Once someone gets familiar with Leapp and Snactor, how do they attempt to prove they got the Leapp actor into a "working shape" for 7 to 8 RC while still banned from accessing 8 RC? If they need to prove "working shape" to get RC access but need to already have RC access to prove it then we seem to be in a circular dependency hell. They community might be better off figuring out if the chicken or the egg came first.

Regardless of what the community does with Leapp right now, CentOS will always still be able to point to the historical reason related to the redhat-upgrade-tool to continue the policy of banning early community work with a 7 to 8 RC upgrade path.
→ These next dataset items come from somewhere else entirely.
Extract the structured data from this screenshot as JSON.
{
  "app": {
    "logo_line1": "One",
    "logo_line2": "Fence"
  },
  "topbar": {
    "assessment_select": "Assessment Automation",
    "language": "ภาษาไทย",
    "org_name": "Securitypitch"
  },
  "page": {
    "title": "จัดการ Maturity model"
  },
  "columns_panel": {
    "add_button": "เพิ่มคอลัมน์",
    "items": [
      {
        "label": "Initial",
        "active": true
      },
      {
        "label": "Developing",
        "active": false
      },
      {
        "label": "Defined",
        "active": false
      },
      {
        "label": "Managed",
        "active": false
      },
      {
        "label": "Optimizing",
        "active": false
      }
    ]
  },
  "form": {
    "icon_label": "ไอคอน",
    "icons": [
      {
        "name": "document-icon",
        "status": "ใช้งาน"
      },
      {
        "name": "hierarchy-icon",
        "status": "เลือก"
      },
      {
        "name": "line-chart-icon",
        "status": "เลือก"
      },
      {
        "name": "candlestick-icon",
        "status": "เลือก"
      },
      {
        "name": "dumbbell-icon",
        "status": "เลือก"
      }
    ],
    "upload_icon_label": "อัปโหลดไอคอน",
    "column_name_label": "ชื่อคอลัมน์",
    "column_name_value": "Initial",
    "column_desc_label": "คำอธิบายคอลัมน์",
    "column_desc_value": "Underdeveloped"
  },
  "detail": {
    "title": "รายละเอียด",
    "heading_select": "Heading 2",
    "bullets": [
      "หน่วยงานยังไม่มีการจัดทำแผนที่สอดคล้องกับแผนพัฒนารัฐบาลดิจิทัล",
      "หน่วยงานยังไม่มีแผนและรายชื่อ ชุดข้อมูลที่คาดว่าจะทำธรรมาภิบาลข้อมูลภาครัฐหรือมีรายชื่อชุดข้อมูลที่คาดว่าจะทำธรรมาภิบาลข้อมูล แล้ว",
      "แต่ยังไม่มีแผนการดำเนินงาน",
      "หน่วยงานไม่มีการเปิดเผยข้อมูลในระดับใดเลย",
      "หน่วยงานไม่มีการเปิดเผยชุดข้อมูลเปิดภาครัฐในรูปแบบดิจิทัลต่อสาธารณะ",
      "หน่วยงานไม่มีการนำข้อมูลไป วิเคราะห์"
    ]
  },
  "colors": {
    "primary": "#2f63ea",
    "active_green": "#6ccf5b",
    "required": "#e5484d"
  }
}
It doesn't seem to matter if the historical reason would really be relevant to the current situation or not, the policy to ban the community from the RC RPMs has already been decided.

stevemowbray
Posts: 470
Joined: 2012/06/26 14:20:47

Re: CentOS 8

Post by stevemowbray » 2019/09/11 11:41:01

There is no RC, so all this is moot. Releasing an RC would require additional effort from the maintainers which is better spent actually working on the release, surely?